The Progressives were willing to pay a bit more to break up that system. "Some of these trusts did actually get 90 percent or more market share, but they were tremendously efficient. [Rockefeller's] Standard Oil sold kerosene and gas cheaper than anyone else."

This first wave of regulation, Sicilia says, was followed by controls on banking and investment during the New Deal and then by the social regulations of the 1970s that focused on consumer protection, worker safety and the environment. But it would be a mistake, he says, to think that before the late 19th century, America was a totally free, open market.

"Controls that were in place back in the Colonial Era would boggle the mind of even the most left-leaning person today," he says. "It was a highly structured marketplace."

Social costs

Sicilia says decisions as to what was provided by publicly owned utilities and what by private companies were haphazard and anecdotal. Problems with bad water from one private system led to most water systems in this country being in public hands, while railroads, electricity and telephones were generally developed by private companies that became regulated utilities.

"In the current wave, the direction since the '80s is clearly toward expanding the sphere of private activity," he says. "The rest of the world is going along with that. In most cases, this is more efficient, but you also pay a social cost with that. It is up to each society to decide whether it is worth paying the social cost."

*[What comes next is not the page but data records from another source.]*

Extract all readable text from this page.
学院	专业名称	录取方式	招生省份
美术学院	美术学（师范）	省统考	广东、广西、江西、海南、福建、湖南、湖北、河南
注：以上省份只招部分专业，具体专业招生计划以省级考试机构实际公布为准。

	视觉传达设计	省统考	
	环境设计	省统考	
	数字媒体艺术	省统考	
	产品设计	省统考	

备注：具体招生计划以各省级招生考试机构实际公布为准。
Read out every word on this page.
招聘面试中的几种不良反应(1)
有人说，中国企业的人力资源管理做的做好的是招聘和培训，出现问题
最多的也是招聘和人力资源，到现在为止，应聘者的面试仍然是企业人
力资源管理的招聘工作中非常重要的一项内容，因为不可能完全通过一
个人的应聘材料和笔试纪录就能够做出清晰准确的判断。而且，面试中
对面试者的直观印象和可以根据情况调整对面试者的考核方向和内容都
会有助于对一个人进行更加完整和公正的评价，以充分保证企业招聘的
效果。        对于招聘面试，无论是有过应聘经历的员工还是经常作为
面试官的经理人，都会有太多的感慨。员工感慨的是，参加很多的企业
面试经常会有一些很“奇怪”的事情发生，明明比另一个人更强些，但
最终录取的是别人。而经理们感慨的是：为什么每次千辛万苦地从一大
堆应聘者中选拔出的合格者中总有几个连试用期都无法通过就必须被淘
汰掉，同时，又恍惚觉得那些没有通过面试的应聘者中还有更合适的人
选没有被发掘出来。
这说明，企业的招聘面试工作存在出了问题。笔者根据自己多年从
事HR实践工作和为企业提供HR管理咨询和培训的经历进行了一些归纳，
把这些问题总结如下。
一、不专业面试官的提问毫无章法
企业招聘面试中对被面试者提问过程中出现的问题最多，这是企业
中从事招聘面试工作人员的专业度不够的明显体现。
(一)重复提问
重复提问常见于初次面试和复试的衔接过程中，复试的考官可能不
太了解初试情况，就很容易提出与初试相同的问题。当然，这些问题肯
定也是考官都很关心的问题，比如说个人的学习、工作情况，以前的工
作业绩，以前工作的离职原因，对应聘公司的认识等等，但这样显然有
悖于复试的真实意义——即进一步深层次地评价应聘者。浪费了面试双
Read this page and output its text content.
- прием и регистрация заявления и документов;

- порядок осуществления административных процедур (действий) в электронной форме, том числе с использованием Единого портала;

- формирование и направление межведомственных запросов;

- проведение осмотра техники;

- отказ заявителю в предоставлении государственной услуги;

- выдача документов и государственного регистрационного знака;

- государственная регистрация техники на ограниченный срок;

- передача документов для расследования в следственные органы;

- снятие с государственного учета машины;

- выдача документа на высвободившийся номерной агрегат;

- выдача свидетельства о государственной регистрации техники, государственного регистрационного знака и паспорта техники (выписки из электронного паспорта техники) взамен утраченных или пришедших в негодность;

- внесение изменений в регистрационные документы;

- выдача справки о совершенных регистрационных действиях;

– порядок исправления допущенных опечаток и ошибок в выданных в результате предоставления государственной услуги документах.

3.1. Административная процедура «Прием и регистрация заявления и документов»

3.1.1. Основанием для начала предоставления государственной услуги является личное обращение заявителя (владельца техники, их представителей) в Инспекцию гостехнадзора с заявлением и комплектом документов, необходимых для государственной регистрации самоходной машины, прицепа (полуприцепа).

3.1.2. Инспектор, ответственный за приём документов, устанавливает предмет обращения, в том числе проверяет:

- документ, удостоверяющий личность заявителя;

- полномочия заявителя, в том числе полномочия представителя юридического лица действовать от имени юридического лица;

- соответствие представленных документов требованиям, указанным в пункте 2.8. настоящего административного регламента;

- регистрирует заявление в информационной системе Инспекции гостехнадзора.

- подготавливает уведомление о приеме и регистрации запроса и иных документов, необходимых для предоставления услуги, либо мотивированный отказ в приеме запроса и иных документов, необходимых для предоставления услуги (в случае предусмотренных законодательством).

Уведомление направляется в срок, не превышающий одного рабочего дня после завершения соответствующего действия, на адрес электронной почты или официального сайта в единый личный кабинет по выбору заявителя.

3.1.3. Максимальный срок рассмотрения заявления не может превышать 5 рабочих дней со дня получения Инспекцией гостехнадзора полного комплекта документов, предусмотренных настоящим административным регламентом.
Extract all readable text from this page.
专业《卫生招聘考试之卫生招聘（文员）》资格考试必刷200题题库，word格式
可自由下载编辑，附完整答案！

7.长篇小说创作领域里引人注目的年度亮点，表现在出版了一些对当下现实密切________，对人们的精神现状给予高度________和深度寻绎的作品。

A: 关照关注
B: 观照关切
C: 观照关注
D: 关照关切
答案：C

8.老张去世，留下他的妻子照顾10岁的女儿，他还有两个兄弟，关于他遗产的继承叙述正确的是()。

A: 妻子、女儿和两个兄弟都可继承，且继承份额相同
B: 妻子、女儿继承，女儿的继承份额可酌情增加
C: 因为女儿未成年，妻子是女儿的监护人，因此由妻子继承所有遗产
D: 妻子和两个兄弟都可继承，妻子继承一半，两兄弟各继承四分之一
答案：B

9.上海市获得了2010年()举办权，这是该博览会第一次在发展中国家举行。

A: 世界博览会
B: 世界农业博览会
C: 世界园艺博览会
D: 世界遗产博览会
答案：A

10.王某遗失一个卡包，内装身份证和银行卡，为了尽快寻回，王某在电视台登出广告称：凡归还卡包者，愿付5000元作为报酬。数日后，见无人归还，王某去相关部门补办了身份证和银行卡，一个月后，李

Sicilia points out that in the case of electricity, there is a zero tolerance for failure, but failure is an endemic part of capitalist competition. "Americans like competition, but they don't like anyone losing," he says.

"Or what if a company that is dominating the market and getting a 6 percent return decided that it could get an 8.5 percent return putting its money somewhere else and said it was shutting down tomorrow. That would be a rational business decision, but would people tolerate that?"

There is another cost associated with the increasing free market - the time and energy spent making decisions.

"Economists call this the information problem," Sicilia says. "However infinitely expandable information is, our attention spans remain finite. Do we really want to spend a good part of our attention deciding what phone company to choose?"